Her hair started falling out.

Margaret Cho at an ABC party in 1994
Vinnie Zuffante/Michael Ochs Archives/Getty Images

In addition to the kidney failure, Cho also wrote about the side effects of becoming addicted to diet pills. She was getting her hair done for a walk-on role in a movie, and her hair began falling out as the stylist brushed it.

"She pleaded with me to stop taking them. She had done the same thing, and all her hair had fallen out and her tongue had turned black," Cho wrote. But, despite the warning from the hairdresser and from other people on set, "I kept taking the pills!," the comedian said.

For more celebrity news delivered right to your inbox, sign up for our daily newsletter.

The '90s were an especially toxic era in the industry, Cho said.

Margaret Cho at the GLAAD Media Awards in 2023
Featureflash Photo Agency / Shutterstock

In a 2020 interview with Page Six, Cho looked back on the diet culture of the '90s, especially the pressure that was put on women in the entertainment industry.
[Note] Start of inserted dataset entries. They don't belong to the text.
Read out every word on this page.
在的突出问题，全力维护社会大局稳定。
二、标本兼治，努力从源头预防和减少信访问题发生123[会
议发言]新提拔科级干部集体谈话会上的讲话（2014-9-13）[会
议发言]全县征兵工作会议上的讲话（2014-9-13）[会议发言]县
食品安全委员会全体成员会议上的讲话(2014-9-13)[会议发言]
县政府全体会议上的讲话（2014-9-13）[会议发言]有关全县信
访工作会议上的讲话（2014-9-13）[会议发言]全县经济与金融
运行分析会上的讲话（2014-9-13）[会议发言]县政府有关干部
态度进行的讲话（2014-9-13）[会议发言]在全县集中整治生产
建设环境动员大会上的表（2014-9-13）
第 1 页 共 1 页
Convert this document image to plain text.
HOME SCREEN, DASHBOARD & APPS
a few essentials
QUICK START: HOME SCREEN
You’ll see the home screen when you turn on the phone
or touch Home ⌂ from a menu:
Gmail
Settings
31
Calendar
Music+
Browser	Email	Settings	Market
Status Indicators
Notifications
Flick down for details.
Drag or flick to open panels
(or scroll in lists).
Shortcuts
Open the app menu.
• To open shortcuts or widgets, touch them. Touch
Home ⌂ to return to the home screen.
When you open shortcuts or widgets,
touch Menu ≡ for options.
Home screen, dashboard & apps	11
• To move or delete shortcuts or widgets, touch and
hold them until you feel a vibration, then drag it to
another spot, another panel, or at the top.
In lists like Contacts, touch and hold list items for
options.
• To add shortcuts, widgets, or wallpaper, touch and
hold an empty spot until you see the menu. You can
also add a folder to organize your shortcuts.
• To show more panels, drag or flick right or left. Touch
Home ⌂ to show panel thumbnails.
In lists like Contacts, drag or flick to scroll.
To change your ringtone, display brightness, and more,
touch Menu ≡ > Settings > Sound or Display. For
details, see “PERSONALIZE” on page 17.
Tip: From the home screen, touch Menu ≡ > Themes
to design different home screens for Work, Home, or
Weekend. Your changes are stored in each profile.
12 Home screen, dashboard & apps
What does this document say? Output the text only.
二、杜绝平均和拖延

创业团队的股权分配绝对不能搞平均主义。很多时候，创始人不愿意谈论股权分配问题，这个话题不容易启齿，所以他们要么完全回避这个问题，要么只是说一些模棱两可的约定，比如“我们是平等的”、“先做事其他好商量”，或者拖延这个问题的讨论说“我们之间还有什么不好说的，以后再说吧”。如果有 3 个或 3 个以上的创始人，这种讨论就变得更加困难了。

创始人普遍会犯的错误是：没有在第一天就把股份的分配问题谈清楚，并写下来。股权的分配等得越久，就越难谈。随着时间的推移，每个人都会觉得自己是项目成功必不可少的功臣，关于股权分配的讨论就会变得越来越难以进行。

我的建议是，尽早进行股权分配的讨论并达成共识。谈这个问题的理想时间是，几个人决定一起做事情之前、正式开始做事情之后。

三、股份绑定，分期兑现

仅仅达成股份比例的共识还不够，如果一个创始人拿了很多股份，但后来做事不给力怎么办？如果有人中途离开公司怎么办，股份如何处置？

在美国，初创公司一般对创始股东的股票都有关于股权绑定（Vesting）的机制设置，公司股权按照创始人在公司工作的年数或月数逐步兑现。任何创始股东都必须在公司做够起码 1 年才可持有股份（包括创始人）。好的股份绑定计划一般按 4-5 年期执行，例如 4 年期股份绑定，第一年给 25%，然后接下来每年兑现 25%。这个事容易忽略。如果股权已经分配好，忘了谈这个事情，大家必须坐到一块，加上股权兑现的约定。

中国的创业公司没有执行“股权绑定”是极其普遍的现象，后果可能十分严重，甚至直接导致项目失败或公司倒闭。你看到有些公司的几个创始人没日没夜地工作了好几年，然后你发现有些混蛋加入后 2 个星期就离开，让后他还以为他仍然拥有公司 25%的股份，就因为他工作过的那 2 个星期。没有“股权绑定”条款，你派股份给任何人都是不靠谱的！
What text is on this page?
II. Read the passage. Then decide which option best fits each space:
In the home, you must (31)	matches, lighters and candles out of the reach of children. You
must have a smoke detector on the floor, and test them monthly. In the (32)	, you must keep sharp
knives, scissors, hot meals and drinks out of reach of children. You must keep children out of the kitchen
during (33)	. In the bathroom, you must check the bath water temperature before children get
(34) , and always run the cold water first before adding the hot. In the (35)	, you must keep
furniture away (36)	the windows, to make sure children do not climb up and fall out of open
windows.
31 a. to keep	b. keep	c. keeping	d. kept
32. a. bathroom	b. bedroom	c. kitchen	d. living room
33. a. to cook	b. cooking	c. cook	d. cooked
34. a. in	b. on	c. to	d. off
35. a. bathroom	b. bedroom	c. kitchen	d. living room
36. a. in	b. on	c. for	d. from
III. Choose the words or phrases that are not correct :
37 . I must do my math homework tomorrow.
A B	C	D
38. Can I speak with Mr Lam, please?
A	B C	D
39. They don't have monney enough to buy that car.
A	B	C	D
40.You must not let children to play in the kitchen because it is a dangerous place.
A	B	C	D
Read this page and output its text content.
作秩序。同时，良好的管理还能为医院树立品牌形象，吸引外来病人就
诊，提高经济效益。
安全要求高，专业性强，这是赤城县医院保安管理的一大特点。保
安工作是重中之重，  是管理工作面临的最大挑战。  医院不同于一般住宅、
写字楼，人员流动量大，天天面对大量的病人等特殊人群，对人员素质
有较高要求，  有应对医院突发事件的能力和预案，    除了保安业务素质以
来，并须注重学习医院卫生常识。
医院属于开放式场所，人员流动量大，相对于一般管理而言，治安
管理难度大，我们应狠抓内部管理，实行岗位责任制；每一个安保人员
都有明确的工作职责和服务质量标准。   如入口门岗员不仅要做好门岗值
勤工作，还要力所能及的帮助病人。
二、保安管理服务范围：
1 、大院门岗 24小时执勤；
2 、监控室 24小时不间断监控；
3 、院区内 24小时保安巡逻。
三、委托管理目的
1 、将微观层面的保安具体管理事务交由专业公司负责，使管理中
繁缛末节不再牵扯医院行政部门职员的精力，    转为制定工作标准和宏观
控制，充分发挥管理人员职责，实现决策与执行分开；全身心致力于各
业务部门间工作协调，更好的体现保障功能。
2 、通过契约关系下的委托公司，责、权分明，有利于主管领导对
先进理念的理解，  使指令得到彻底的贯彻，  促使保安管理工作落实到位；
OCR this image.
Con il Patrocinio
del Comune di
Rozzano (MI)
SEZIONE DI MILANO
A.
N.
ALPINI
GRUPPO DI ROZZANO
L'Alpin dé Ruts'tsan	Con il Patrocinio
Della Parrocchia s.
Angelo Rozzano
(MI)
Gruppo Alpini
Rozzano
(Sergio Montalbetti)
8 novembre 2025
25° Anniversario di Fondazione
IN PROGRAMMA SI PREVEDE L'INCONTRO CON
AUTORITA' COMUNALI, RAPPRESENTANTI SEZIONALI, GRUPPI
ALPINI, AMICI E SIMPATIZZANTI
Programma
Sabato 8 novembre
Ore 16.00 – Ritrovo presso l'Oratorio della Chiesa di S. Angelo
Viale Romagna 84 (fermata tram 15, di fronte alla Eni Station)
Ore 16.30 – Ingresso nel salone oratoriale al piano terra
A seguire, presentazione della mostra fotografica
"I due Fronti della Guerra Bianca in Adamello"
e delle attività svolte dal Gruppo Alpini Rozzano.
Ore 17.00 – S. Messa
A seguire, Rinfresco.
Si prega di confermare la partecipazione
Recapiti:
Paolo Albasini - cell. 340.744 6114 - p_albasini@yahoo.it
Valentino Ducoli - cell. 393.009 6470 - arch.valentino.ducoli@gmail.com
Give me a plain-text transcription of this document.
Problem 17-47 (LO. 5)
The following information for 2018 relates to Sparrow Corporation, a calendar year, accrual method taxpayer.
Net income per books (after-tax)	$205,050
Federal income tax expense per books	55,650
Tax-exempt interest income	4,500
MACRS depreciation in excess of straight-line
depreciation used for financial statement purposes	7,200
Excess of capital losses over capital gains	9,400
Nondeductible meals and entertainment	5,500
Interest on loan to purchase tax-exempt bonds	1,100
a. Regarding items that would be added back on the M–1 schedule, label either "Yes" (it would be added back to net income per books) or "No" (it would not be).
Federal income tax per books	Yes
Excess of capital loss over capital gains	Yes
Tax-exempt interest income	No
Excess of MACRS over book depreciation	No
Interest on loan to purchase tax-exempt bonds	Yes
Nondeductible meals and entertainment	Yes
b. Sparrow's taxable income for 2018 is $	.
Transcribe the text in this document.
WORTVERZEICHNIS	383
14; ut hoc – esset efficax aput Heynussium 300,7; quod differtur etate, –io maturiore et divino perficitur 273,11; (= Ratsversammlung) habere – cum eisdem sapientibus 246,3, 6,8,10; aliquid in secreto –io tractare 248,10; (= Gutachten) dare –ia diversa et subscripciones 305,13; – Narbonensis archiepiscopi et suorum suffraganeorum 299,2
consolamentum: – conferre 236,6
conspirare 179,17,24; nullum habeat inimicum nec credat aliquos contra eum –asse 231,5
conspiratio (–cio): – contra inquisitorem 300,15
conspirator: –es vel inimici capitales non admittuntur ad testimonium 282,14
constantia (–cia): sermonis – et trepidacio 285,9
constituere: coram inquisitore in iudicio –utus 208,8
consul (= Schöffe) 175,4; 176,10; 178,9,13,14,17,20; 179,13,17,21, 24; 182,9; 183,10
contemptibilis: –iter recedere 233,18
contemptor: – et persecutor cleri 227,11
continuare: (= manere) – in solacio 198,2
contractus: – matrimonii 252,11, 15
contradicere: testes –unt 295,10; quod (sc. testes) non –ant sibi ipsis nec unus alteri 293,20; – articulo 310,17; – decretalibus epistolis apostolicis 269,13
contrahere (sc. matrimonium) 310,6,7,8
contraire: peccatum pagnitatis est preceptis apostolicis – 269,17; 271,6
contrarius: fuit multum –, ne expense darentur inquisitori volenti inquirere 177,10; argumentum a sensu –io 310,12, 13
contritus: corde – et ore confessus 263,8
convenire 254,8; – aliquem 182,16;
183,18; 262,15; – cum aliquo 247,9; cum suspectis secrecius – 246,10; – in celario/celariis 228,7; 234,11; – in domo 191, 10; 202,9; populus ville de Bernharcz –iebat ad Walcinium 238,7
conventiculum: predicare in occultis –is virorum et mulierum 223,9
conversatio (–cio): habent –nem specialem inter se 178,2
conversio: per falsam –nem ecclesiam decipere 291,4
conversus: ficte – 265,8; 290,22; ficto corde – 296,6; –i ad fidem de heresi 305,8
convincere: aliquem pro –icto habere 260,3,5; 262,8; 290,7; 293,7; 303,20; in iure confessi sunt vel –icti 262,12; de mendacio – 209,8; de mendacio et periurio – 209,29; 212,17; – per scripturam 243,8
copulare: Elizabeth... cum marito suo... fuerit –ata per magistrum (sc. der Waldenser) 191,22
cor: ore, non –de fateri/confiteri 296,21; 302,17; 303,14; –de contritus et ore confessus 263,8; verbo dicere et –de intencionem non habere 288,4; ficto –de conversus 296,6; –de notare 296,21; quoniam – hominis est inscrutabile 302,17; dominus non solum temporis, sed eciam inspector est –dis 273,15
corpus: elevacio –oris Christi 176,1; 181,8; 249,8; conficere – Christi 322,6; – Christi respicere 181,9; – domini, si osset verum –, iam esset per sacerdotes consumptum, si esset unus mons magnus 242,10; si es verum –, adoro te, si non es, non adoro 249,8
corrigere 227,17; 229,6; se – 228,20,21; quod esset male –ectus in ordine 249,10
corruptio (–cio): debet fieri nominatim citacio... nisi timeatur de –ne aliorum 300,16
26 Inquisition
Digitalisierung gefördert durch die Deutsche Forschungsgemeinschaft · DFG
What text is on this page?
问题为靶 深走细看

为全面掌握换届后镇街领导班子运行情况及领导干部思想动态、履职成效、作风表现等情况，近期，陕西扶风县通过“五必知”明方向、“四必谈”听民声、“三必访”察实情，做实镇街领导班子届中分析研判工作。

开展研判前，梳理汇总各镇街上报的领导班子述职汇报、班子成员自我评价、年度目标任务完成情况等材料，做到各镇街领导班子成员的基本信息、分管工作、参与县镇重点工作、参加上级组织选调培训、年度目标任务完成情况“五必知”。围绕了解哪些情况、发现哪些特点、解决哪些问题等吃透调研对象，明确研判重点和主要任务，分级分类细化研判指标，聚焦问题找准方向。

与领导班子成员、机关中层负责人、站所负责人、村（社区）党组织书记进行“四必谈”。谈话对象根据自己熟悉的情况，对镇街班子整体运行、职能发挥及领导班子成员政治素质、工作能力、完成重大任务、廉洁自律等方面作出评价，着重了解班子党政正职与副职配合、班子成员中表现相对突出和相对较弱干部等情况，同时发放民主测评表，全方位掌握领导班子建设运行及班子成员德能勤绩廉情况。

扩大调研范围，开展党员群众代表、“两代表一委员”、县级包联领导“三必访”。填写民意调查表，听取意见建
"I was really caught up in the show business of the '90s, where it became a very big issue for women in particular and … I think that was really damaging," Cho said. "It was very hard to be in show business in the '90s if you were a woman and young. I don't know anyone that didn't come out of that scarred."

Despite what she endured trying to fit into a mold, she's happy just to have made it through.

"I am just so glad to have survived and so amazed to have been alive for as long as I have been," she said. "I never appreciated that age that I was. I think back to the 25-year-old, 30-year-old, I was so caught up in all the self-hatred that I didn't want to feel, but was sort of pushed on me by society. If I had been able to get past that then I really would have been able to enjoy my life."